A lock or water lock is an enclosed, rectangular chamber with gates at each end, within which water is raised or lowered to allow boats or ships to overcome differences in water level. Locks have a history of over 2,000 years, and although they are most often used by boats on canals, they also are used to transport massive ships between seas.

All locks operate on the simple buoyancy principle that any vessel, no matter what size, will float atop a large enough volume of water. By raising or lowering the level of a body of water, the vessel itself goes up or down accordingly. Locks are used to connect two bodies of water that are at different ground levels as well as to "walk" a vessel up or down a river's more turbulent parts. This is done by a series of connecting or "stair-case" locks. Locks contributed significantly to the Industrial Revolution (period beginning about the middle of the eighteenth century during which humans began to use steam engines as a major source of power) by making possible the interconnection of canals and rivers, thus broadening commerce. They still play a major role in today's industrial society.


The ancestor of the modern lock is the flash lock. It originated in China and is believed to have been used as early as 50 B.C. The flash lock was a navigable gap in a masonry dam that could be opened or closed by a single wooden gate. Opening the gate very quickly would release a sudden surge of water that was supposed to assist a vessel downstream through shallow water. This was often very dangerous. Using the flash lock to go upstream was usually safe but extremely slow since the gap in the dam was used to winch or drag a vessel through.

At some future date, a second gate was added to the flash lock, thus giving birth to the pound lock. The first known example of a pound lock (whose dual gates "impound" or capture the water) was in China in A.D. 984. It consisted of two flash locks about 250 feet (76 meters) apart. By raising or lowering guillotine or up-and-down gates at each end, water was captured or released. The space between the two gates thus acted as an equalizing chamber that elevated or lowered a vessel to meet the next water level. This new method was entirely controllable and had none of the hazards and surges of the old flash lock.
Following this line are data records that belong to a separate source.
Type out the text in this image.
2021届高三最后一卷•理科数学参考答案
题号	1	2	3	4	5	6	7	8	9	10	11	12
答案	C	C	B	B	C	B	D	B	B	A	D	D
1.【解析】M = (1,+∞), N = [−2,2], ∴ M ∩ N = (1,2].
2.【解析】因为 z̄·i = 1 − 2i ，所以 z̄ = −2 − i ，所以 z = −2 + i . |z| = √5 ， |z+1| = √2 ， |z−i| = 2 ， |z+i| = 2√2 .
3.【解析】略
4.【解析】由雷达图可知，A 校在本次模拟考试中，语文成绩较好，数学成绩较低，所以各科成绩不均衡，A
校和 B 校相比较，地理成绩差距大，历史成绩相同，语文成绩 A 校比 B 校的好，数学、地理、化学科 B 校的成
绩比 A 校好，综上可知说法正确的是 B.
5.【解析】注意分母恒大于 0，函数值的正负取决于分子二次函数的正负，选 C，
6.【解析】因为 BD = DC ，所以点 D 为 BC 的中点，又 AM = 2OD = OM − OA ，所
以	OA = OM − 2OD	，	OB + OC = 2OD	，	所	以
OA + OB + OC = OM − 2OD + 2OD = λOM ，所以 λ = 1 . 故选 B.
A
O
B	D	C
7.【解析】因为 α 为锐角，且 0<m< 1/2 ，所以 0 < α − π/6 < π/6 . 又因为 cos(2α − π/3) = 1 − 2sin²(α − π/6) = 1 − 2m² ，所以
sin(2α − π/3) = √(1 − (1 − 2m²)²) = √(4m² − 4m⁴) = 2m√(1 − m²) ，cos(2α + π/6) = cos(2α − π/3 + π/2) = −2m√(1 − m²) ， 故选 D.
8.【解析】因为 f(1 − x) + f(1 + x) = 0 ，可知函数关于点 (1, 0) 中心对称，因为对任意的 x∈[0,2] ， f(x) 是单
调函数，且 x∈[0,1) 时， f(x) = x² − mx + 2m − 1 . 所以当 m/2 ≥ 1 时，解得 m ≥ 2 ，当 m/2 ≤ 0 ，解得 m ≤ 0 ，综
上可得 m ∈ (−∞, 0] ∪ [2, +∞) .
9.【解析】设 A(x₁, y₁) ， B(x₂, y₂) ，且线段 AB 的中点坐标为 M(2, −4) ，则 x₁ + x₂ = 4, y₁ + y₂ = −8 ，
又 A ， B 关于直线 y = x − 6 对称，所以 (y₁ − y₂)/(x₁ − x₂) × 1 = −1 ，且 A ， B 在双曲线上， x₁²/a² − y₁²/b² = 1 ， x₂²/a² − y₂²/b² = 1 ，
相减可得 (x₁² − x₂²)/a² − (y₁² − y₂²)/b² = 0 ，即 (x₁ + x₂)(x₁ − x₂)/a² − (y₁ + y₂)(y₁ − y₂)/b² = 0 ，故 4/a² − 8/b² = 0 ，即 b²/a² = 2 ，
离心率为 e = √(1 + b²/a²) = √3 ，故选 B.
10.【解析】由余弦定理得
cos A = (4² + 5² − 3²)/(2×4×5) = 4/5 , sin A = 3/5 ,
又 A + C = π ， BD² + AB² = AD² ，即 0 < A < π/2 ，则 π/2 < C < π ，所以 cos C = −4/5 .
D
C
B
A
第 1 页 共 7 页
Ships in the Miraflores locks on the Panama Canal. (Reproduced by permission of Photo Researchers, Inc.)
Ships in the Miraflores locks on the Panama Canal. (Reproduced by permission of
Photo Researchers, Inc.

The first pound lock in Europe was built at Vreeswijk, the Netherlands, in 1373. Like its Chinese ancestor, it also had guillotine gates. The pound lock system spread quickly throughout Europe during the next century, but was eventually replaced by an improved system that formed the basis of the modern lock system. During the fifteenth century, Italian artist and scientist Leonardo da Vinci (1452–1519) devised an improved form of pound lock whose gates formed a V-shape when closed. In 1487, Leonardo built six locks with gates of this type. These gates turned on hinges, like doors, and when closed they formed a V-shape pointing upstream—thus giving them their name of miter gates. One great advantage of miter gates was that they were self-sealing from the pressure of the upsteam water.
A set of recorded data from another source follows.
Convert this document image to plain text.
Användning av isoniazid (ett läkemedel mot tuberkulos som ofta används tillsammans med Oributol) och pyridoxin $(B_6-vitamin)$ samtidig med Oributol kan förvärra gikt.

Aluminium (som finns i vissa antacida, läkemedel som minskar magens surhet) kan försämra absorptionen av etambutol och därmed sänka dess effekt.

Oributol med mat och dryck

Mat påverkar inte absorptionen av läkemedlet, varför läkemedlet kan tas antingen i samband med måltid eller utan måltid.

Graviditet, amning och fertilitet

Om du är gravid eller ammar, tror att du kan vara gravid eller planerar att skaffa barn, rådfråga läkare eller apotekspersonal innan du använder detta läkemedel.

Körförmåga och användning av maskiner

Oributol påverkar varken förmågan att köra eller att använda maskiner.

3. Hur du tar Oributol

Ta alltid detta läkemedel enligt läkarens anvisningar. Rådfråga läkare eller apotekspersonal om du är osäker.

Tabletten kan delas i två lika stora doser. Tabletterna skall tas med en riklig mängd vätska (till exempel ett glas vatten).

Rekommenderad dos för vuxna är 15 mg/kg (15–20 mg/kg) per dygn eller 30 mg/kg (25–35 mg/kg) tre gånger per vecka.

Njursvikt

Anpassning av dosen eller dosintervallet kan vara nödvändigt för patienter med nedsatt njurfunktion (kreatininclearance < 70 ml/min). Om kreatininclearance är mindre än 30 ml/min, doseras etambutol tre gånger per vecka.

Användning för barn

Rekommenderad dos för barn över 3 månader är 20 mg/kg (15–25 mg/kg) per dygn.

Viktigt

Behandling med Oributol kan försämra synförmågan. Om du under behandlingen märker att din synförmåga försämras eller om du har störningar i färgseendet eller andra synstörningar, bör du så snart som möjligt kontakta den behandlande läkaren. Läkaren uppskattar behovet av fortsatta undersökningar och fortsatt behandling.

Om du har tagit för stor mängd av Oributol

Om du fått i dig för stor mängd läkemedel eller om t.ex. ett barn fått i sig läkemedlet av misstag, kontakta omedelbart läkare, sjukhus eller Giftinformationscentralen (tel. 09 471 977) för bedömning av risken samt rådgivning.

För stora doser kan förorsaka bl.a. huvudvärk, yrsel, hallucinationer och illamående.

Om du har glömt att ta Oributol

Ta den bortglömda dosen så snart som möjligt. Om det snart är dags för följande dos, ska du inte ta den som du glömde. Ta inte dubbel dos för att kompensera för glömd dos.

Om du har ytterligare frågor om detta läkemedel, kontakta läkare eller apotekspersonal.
Construction and operation

The earliest locks were built entirely of wood, with stone and then brick becoming standard materials. The gates themselves were always wooden, with some lasting as long as 50 years. Filling or emptying these early locks was often accomplished by hand-operated sluices or floodgates built in the gates. On later and larger locks, it was found that conduits or culverts built into the lock wall itself were not only more efficient but let the water enter in a smoother, more controlled manner. Nearly all locks operate in the following manner: (1) A vessel going downstream to shallower water enters a lock with the front gate closed. (2) The rear gate is then closed and the water level in the lock is lowered by opening a valve. The vessel goes down as the water escapes. (3) When the water level inside the lock is as low as that downstream, the front gate is opened and the vessel continues on its way. To go upstream, the process is reversed, with the water level being raised inside the lock. What the operators always strive for is to fill or empty the lock in the fastest time possible with a minimum of turbulence.

In modern locks, concrete and steel have replaced wood and brick, and hydraulic power or electricity is used to open and close the gates and side sluices. Movable gates are the most important part of a lock, and they must be strong enough to withstand the water pressure arising from the often great difference in water levels. They are mostly a variation of Leonardo's miter gates, except now they usually are designed to be stored inside the lock's wall recesses.

Probably the best known locks in the world are those used in the Panama Canal—the most-used canal in the world. Completed in 1914, the Panama Canal is an interoceanic waterway 51 miles (82 kilometers) long that connects the Atlantic and Pacific Oceans through the Isthmus of Panama. It has three major sets of locks, each of which is built in tandem to allow vessels to move in either direction, like a separated, twoway street. Each lock gate has two leaves, 65 feet (20 meters) wide by 7 feet (2 meter) thick, set on hinges. The gates range in height from 47 to 82 feet (14 to 25 meters) and are powered by large motors built in the lock walls. The chambers are 1,000 feet (305 meters) long, 110 feet (34 meters) wide, and 41 feet (13 meters) deep. Most large vessels are towed through the locks. As with all locks today, they are operated from a control tower using visual signals and radio communications.